[proofplan]
We decompose each deviation $Y_i - \bar Y$ as the sum of a fitted deviation $\hat Y_i - \bar Y$ and a residual $R_i := Y_i - \hat Y_i$, square, and sum. The decomposition reduces to showing that the cross-term $\sum_i (\hat Y_i - \bar Y) R_i$ vanishes. This splits into two pieces: the residuals sum to zero (from the first normal equation, which provides an intercept column in $X$ or is imposed directly), and $\sum_i \hat Y_i R_i = 0$ because the fitted values lie in the column space of $X$ while the residual vector $\mathbf R$ is orthogonal to that column space — a fact captured by $X^\top \mathbf R = \mathbf{0}$, the [normal equations](/theorems/501).
[/proofplan]
[step:Set up the algebraic decomposition $Y_i - \bar Y = (\hat Y_i - \bar Y) + R_i$]
Consider the linear model $Y = X\beta + \varepsilon$ with design matrix $X \in \mathbb{R}^{n \times p}$ whose first column is the all-ones vector (so the model contains an intercept). Let $\hat{\beta} = (X^\top X)^{-1} X^\top Y$ be the [least squares estimator](/theorems/501), let $\hat{Y} = X\hat{\beta}$ be the vector of fitted values, and let $R = Y - \hat{Y}$ be the residual vector. Define the total, explained, and residual sums of squares
\begin{align*}
\mathrm{TSS} &:= \sum_{i=1}^n (Y_i - \bar Y)^2, \\
\mathrm{ESS} &:= \sum_{i=1}^n (\hat Y_i - \bar Y)^2, \\
\mathrm{RSS} &:= \sum_{i=1}^n R_i^2.
\end{align*}
For each $i$, write the identity
\begin{align*}
Y_i - \bar Y = (\hat Y_i - \bar Y) + (Y_i - \hat Y_i) = (\hat Y_i - \bar Y) + R_i.
\end{align*}
Squaring and summing over $i$,
\begin{align*}
\mathrm{TSS} = \sum_{i=1}^n (Y_i - \bar Y)^2 = \sum_{i=1}^n (\hat Y_i - \bar Y)^2 + \sum_{i=1}^n R_i^2 + 2\sum_{i=1}^n (\hat Y_i - \bar Y) R_i.
\end{align*}
The proof reduces to showing that the last sum — the cross-term — equals zero.
[/step]
[step:Split the cross-term as $\sum_i \hat Y_i R_i - \bar Y \sum_i R_i$]

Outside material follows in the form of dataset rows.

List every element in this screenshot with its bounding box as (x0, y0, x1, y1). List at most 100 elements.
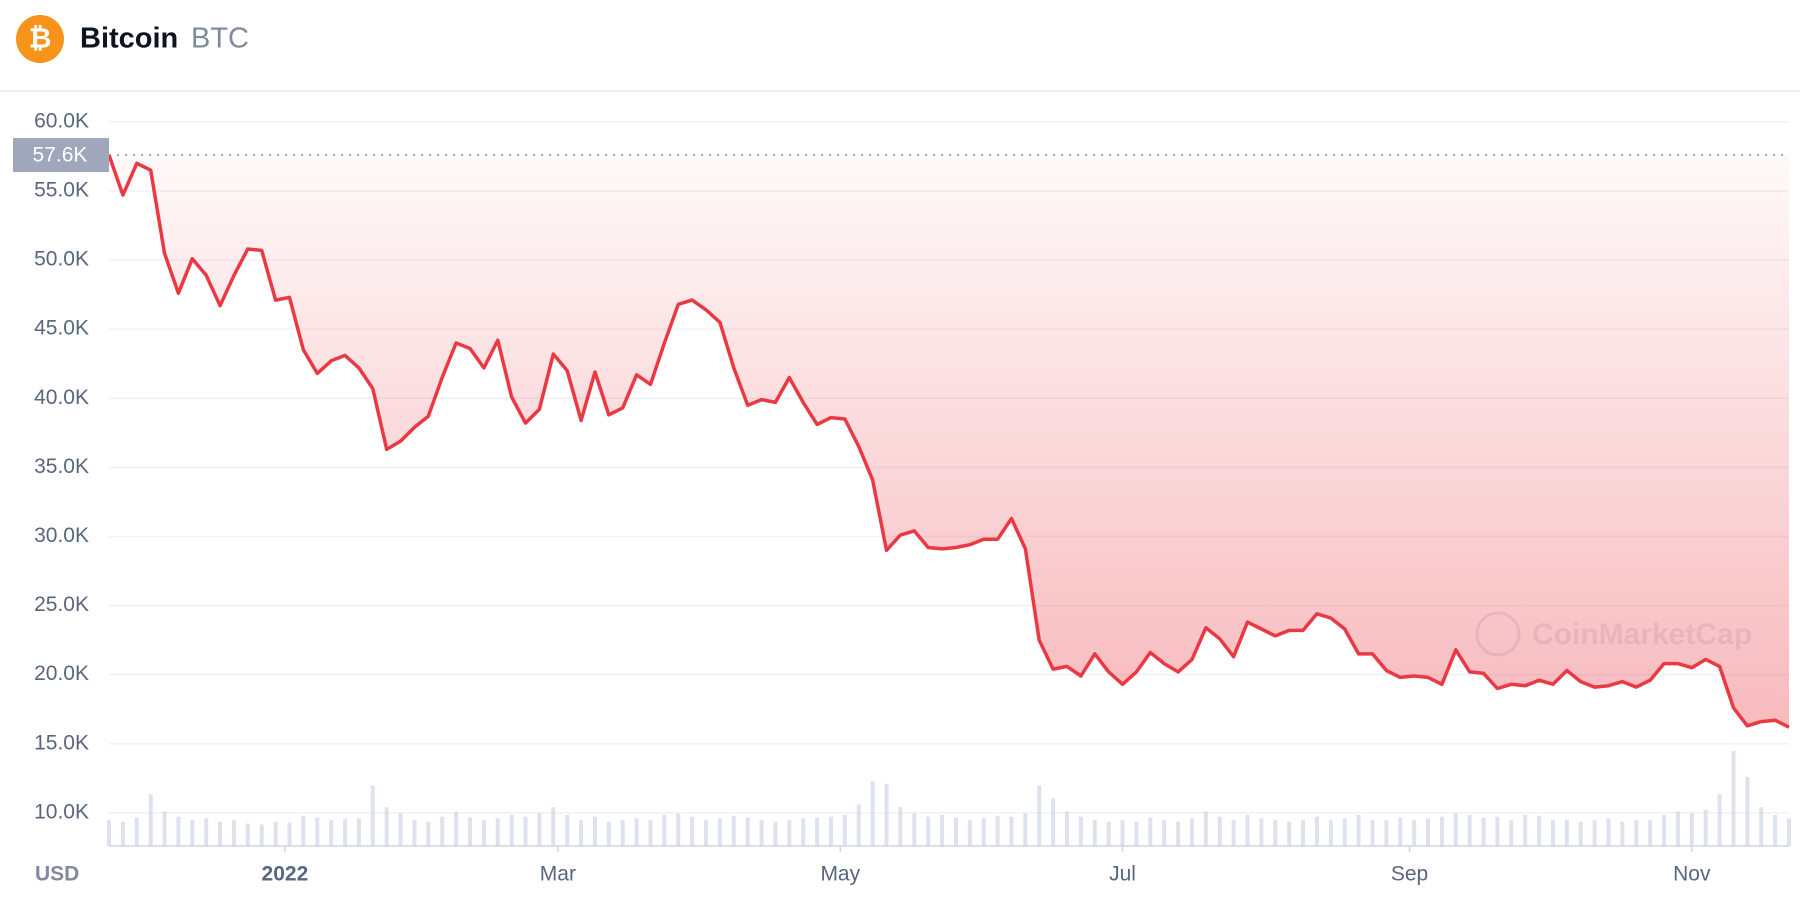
volume-bar (467, 817, 472, 846)
volume-bar (1065, 811, 1070, 846)
volume-bar (1773, 814, 1778, 846)
volume-bar (1189, 818, 1194, 846)
y-tick-label: 25.0K (34, 593, 89, 616)
volume-bar (1412, 820, 1417, 846)
volume-bar (1439, 816, 1444, 846)
y-tick-label: 10.0K (34, 800, 89, 823)
volume-bar (1203, 811, 1208, 846)
volume-bar (995, 815, 1000, 846)
volume-bar (634, 818, 639, 846)
volume-bar (273, 821, 278, 846)
volume-bar (759, 820, 764, 846)
y-tick-label: 15.0K (34, 731, 89, 754)
coin-icon (16, 15, 64, 63)
volume-bar (301, 815, 306, 846)
volume-bar (384, 807, 389, 846)
volume-bar (1134, 821, 1139, 846)
volume-bar (523, 816, 528, 846)
volume-bar (162, 811, 167, 846)
volume-bar (898, 807, 903, 846)
volume-bar (704, 820, 709, 846)
volume-bar (1398, 817, 1403, 846)
volume-bar (1328, 820, 1333, 846)
volume-bar (1051, 798, 1056, 846)
volume-bar (1689, 813, 1694, 846)
volume-bar (717, 818, 722, 846)
volume-bar (842, 814, 847, 846)
y-tick-label: 30.0K (34, 524, 89, 547)
volume-bar (1009, 816, 1014, 846)
volume-bar (204, 818, 209, 846)
volume-bar (329, 820, 334, 846)
volume-bar (773, 821, 778, 846)
volume-bar (856, 804, 861, 846)
y-tick-label: 50.0K (34, 248, 89, 271)
volume-bar (1301, 820, 1306, 846)
x-tick-label: Sep (1391, 863, 1428, 886)
volume-bar (801, 818, 806, 846)
volume-bar (926, 816, 931, 846)
volume-bar (1078, 816, 1083, 846)
volume-bar (828, 816, 833, 846)
volume-bar (440, 816, 445, 846)
volume-bar (579, 820, 584, 846)
volume-bar (495, 818, 500, 846)
volume-bar (1634, 820, 1639, 846)
volume-bar (1481, 817, 1486, 846)
volume-bar (1745, 776, 1750, 846)
x-tick-label: 2022 (262, 863, 309, 886)
volume-bar (1426, 818, 1431, 846)
volume-bar (592, 816, 597, 846)
volume-bar (537, 813, 542, 846)
volume-bar (120, 821, 125, 846)
volume-bar (1787, 818, 1791, 846)
volume-bar (1231, 820, 1236, 846)
reference-label: 57.6K (33, 144, 88, 167)
volume-bar (134, 817, 139, 846)
volume-bar (1245, 814, 1250, 846)
volume-bar (1342, 818, 1347, 846)
volume-bar (1176, 821, 1181, 846)
volume-bar (1287, 821, 1292, 846)
price-line (107, 154, 1790, 729)
volume-bar (231, 820, 236, 846)
volume-bar (398, 813, 403, 846)
volume-bar (315, 817, 320, 846)
volume-bar (509, 814, 514, 846)
y-tick-label: 45.0K (34, 317, 89, 340)
x-tick-label: Mar (540, 863, 576, 886)
coin-symbol: BTC (191, 23, 249, 55)
coin-icon-glyph: ₿ (29, 22, 52, 53)
x-tick-label: Nov (1673, 863, 1711, 886)
volume-bar (870, 781, 875, 846)
volume-bar (1717, 794, 1722, 846)
volume-bar (690, 816, 695, 846)
volume-bar (1023, 813, 1028, 846)
volume-bar (1370, 820, 1375, 846)
volume-bar (912, 813, 917, 846)
volume-bar (940, 814, 945, 846)
volume-bar (662, 814, 667, 846)
volume-bar (967, 820, 972, 846)
volume-bar (620, 820, 625, 846)
volume-bar (648, 820, 653, 846)
volume-bar (1467, 814, 1472, 846)
volume-bar (287, 822, 292, 846)
volume-bar (454, 811, 459, 846)
volume-bar (481, 820, 486, 846)
volume-bar (343, 819, 348, 846)
volume-bar (1703, 809, 1708, 846)
volume-bar (1120, 820, 1125, 846)
volume-bar (1648, 820, 1653, 846)
volume-bar (218, 821, 223, 846)
x-tick-label: Jul (1109, 863, 1136, 886)
volume-bar (551, 807, 556, 846)
volume-bar (1523, 814, 1528, 846)
volume-bar (565, 814, 570, 846)
volume-bar (815, 817, 820, 846)
volume-bar (1675, 811, 1680, 846)
volume-bar (1620, 821, 1625, 846)
y-tick-label: 40.0K (34, 386, 89, 409)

Distributing the sum over the difference,
\begin{align*}
\sum_{i=1}^n (\hat Y_i - \bar Y) R_i = \sum_{i=1}^n \hat Y_i R_i - \bar Y \sum_{i=1}^n R_i.
\end{align*}
We show each of the two terms vanishes separately. The next step handles $\sum_i R_i = 0$; the step after handles $\sum_i \hat Y_i R_i = 0$.
[/step]
[step:Show that $\sum_i R_i = 0$ using the intercept column in $X$]

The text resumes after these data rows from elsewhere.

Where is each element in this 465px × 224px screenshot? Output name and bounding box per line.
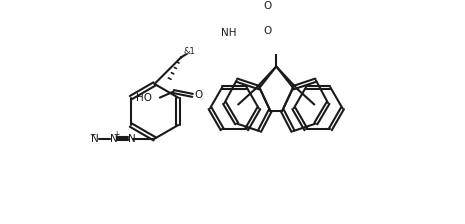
Text: N: N — [110, 134, 117, 144]
Text: N: N — [128, 134, 135, 144]
Text: O: O — [263, 0, 271, 11]
Text: &1: &1 — [183, 47, 195, 56]
Text: O: O — [263, 26, 271, 36]
Text: HO: HO — [136, 93, 152, 103]
Text: NH: NH — [221, 28, 237, 38]
Text: N: N — [91, 134, 99, 144]
Text: −: − — [89, 130, 95, 140]
Text: +: + — [113, 130, 120, 140]
Text: O: O — [194, 90, 203, 100]
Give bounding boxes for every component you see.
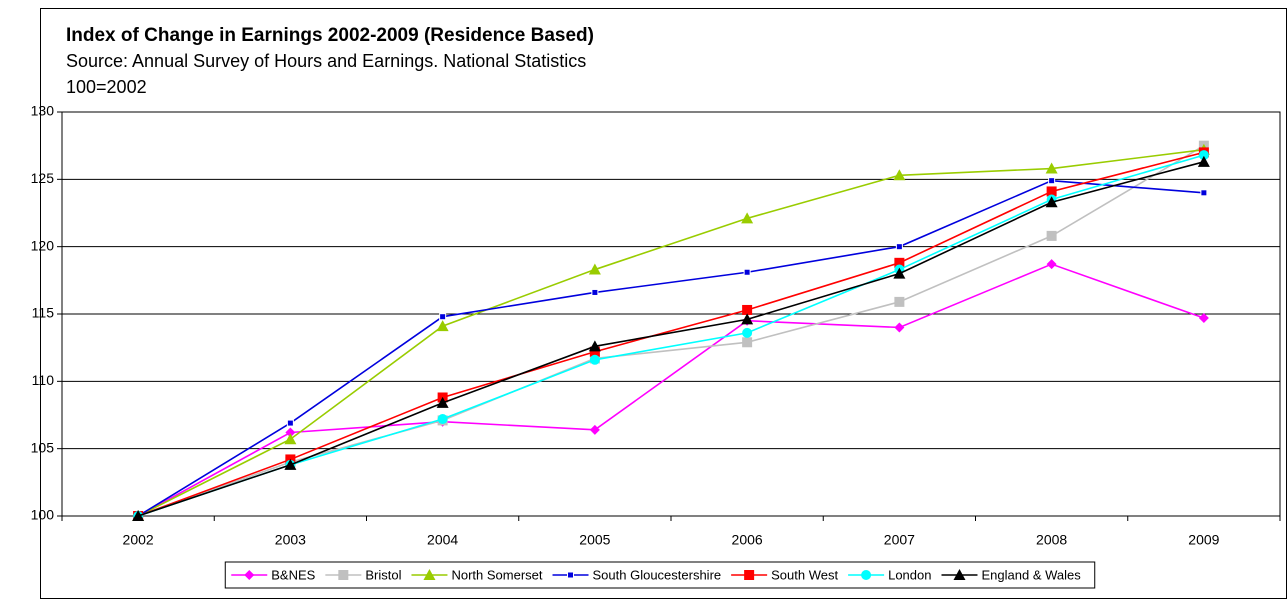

Since the first column of $X$ is the all-ones vector $\mathbf{1} = (1, \dots, 1)^\top \in \mathbb{R}^n$, the first coordinate of the vector $X^\top R \in \mathbb{R}^p$ is
\begin{align*}
(X^\top R)_1 = \mathbf{1}^\top R = \sum_{i=1}^n R_i.
\end{align*}
The [normal equations](/theorems/501) assert that $X^\top R = \mathbf{0}$, so in particular the first coordinate vanishes:
\begin{align*}
\sum_{i=1}^n R_i = 0.
\end{align*}
Therefore $\bar Y \sum_{i=1}^n R_i = 0$.
[guided]
This step is where the intercept hypothesis is consumed. If the model did **not** contain an intercept — that is, if $X$ had no all-ones column — then we could not conclude $\sum_i R_i = 0$, and the sum-of-squares decomposition would fail in general. Let us see this in detail.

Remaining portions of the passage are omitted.